Dans un contexte où les offres de placement numérique pullulent sur les réseaux sociaux, les crypto-actifs séduisent de plus en plus de Béninois en quête de rendements rapides. Mais derrière cette promesse d’enrichissement facile se cachent de lourds dangers. Non encadrés par la réglementation de l’UEMOA, ces actifs virtuels exposent les épargnants à des pertes irrémédiables. Pour le consultant Médéric Houngbo, conseiller technique en finance inclusive à IFA (Inclusive Finance Accelerators), « s’aventurer dans les crypto-actifs, c’est prendre le risque de tout perdre ».

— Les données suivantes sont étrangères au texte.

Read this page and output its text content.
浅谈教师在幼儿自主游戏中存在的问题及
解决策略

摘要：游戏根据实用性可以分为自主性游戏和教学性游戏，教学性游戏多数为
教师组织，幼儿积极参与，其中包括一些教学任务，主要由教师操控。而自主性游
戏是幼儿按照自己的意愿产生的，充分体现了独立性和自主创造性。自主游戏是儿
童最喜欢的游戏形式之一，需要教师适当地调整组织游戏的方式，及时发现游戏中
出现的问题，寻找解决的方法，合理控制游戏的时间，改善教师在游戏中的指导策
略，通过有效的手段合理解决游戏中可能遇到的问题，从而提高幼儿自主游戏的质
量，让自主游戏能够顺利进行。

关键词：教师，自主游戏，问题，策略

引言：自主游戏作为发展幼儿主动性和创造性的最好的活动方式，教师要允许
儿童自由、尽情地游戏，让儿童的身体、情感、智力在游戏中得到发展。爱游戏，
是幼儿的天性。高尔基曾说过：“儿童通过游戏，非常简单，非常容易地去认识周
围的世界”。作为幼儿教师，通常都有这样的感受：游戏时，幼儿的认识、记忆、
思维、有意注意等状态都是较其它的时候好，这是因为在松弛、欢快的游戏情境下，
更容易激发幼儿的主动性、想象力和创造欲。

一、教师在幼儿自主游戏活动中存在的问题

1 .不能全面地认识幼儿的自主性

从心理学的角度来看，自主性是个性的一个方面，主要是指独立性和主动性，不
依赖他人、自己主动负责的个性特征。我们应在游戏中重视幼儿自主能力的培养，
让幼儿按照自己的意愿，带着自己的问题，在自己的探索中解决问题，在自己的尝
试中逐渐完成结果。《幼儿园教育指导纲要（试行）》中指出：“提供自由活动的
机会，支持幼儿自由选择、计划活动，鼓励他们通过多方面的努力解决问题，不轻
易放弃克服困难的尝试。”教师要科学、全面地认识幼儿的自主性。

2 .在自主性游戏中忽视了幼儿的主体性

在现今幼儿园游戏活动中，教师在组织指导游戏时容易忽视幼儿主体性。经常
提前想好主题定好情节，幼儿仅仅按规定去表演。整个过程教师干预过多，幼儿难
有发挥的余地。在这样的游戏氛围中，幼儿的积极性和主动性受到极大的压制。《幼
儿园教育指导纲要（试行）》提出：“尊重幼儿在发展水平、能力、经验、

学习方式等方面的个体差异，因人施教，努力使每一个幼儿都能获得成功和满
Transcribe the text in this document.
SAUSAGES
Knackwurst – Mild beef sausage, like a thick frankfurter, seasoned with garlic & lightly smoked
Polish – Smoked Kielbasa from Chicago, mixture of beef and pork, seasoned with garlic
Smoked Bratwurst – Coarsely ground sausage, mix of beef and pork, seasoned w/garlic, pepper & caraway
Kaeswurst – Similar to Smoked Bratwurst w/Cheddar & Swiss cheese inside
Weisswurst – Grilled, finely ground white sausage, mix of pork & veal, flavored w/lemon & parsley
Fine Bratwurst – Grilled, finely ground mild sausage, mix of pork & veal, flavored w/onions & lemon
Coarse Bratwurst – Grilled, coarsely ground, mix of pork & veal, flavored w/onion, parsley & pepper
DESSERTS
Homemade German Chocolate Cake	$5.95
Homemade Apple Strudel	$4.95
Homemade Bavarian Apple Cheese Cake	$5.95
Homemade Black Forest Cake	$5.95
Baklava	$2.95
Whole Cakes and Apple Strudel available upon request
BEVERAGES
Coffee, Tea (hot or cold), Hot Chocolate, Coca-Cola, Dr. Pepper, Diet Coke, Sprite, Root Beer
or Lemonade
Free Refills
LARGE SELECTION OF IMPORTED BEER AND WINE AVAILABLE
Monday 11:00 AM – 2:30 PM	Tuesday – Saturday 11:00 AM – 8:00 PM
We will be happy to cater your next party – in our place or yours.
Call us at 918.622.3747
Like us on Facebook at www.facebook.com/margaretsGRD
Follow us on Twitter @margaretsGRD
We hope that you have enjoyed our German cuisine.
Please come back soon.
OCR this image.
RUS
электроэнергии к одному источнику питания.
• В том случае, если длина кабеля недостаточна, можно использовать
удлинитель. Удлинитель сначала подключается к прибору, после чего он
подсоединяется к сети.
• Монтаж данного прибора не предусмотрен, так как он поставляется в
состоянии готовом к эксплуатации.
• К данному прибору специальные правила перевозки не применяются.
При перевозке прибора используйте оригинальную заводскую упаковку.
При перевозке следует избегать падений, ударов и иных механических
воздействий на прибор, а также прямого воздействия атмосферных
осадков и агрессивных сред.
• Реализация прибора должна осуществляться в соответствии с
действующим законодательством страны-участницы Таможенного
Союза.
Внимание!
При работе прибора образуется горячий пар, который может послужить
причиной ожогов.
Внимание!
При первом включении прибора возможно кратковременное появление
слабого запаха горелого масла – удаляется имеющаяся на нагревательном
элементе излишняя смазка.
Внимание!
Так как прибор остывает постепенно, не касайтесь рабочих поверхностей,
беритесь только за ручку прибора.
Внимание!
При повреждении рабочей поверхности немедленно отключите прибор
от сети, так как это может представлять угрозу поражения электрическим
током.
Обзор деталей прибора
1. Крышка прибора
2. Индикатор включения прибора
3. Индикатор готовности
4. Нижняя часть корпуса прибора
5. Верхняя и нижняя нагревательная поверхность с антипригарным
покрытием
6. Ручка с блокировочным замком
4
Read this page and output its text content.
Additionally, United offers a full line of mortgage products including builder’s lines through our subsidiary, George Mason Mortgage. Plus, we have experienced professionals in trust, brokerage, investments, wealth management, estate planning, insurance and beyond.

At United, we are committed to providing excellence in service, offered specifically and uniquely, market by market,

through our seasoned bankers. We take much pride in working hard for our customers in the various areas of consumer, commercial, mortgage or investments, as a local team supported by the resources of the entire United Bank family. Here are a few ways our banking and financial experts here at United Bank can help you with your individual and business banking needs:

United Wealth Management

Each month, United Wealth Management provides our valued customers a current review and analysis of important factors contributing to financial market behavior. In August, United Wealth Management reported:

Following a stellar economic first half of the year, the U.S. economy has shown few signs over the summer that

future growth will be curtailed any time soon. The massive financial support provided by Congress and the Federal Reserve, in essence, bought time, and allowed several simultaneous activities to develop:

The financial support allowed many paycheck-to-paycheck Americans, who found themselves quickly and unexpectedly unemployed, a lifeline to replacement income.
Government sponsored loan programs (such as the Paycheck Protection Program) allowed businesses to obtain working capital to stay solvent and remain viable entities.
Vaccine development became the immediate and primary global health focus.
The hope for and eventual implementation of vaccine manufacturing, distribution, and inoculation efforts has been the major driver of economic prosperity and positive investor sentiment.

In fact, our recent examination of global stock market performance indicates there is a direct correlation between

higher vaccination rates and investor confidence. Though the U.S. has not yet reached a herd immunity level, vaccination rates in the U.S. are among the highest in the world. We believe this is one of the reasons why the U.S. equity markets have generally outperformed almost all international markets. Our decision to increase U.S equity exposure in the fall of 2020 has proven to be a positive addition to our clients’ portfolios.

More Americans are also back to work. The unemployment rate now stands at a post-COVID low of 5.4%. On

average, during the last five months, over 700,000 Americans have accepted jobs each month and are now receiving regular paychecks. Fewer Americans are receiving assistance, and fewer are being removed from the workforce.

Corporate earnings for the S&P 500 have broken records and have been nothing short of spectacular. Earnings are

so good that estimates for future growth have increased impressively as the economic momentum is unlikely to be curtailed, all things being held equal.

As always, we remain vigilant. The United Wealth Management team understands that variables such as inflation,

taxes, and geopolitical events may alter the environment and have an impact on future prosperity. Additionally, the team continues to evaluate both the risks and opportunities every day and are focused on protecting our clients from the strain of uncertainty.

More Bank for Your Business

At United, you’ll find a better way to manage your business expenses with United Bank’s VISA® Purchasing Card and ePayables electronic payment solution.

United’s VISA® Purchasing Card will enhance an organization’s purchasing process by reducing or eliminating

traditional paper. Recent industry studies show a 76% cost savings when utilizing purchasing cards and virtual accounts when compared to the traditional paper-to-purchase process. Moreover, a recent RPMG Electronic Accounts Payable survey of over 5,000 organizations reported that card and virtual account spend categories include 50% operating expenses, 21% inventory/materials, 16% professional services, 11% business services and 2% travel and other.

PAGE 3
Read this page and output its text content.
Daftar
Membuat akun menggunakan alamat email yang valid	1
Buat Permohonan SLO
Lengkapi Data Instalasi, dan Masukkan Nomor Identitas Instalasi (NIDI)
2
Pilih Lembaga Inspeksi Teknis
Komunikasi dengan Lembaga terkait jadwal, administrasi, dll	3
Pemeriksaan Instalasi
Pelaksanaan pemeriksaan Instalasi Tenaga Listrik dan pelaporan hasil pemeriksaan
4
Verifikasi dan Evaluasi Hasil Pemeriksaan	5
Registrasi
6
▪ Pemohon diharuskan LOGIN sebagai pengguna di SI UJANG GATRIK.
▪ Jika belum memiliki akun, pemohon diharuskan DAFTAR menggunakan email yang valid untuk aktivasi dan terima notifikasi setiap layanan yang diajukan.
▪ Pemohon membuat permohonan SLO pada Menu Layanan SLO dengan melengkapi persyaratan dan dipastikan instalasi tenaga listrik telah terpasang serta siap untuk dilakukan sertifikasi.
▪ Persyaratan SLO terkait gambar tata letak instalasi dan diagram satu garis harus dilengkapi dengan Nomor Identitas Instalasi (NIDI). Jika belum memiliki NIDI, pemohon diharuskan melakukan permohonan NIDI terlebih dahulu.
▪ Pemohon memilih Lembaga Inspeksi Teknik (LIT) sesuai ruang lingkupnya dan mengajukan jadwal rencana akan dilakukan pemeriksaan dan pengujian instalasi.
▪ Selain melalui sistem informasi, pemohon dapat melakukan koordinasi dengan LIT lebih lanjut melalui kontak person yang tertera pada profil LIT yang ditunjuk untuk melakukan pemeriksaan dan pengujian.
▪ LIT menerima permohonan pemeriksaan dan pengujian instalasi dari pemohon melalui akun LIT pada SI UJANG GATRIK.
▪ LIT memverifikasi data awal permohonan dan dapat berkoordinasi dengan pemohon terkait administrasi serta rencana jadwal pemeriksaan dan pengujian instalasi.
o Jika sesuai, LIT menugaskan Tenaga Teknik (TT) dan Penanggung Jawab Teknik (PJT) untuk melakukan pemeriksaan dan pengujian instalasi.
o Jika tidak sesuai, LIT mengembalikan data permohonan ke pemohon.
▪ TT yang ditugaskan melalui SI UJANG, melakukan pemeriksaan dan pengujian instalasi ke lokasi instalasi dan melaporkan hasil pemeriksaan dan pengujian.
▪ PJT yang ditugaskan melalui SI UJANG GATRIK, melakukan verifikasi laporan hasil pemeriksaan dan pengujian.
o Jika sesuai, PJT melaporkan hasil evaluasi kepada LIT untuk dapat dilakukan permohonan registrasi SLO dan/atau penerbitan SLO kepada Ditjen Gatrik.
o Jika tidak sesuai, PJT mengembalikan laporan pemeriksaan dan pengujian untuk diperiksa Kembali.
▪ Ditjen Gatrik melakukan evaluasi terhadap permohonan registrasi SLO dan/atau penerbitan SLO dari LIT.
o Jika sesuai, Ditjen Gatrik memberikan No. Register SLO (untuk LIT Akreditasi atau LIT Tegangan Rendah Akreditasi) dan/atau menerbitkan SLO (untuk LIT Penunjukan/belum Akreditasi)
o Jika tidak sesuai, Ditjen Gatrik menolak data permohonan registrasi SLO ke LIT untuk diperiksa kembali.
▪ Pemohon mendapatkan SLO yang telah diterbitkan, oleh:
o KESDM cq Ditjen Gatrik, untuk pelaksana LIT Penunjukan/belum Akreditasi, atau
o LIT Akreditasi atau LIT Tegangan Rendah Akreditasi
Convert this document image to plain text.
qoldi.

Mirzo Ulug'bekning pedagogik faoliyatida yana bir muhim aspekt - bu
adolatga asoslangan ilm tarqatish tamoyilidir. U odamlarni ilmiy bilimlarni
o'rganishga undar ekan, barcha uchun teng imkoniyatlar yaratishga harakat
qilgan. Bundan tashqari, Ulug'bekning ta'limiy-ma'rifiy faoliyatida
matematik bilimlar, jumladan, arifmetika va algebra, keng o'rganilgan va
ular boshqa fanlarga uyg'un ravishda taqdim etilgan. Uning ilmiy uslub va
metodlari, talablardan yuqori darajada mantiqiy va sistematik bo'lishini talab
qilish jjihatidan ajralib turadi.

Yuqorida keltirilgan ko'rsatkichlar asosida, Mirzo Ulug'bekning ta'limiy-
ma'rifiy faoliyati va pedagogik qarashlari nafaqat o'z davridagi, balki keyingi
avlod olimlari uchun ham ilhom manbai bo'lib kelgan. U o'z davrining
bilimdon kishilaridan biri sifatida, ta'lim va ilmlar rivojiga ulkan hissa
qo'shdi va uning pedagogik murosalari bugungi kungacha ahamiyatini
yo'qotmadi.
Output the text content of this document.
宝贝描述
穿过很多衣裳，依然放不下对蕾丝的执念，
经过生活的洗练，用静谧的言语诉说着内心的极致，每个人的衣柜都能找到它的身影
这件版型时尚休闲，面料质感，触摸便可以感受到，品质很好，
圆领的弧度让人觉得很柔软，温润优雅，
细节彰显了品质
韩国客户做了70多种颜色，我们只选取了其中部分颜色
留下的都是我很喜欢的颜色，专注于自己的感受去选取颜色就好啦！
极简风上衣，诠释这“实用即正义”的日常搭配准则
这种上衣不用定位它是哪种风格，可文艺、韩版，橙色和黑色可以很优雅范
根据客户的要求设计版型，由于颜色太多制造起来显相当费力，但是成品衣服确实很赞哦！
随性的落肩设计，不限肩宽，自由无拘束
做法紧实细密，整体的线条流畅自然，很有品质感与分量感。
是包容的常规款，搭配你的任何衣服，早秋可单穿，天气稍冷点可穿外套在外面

C’est dans le cadre de l’atelier de formation organisé depuis ce lundi à Parakou par le Conseil National du Crédit (CNC), en partenariat avec le ministère de l’Économie et des Finances et les organisations de consommateurs LDCB et BSSC, que le sujet a été longuement débattu. Devant des journalistes et des représentants d’organisations de la société civile venus des quatre départements du Nord, l’expert Médéric Houngbo a animé un module riche et édifiant sur les risques liés aux crypto-actifs, à l’épargne informelle et à la nécessité de renforcer la culture financière des populations.
« Les crypto-actifs, explique-t-il, sont des actifs numériques portés par la technologie du blockchain, une révolution née en 2008. Mais à ce jour, leur fonctionnement n’est pas encadré par les autorités de régulation, ni au Bénin, ni dans l’ensemble de l’UEMOA. » Cette absence de cadre juridique constitue, selon lui, un danger majeur pour les épargnants. « Au Bénin, les crypto-actifs ne sont pas encore encadrés. Ce ne sont donc pas des actifs sûrs sur lesquels il faut s’aventurer pour épargner ou investir. S’y engager, c’est courir le risque de perdre son argent, sans aucun recours possible. »
Contrairement aux institutions financières agréées, les plateformes de crypto-monnaies n’offrent aucune garantie, ni de stabilité, ni de transparence. Le risque le plus évident, selon l’expert, est celui de la volatilité : la valeur d’un actif numérique peut s’effondrer du jour au lendemain, sans lien avec l’économie réelle. « C’est un marché purement spéculatif, dit-il. Vous pouvez vous réveiller demain et constater que ce que vous aviez hier a perdu toute valeur. »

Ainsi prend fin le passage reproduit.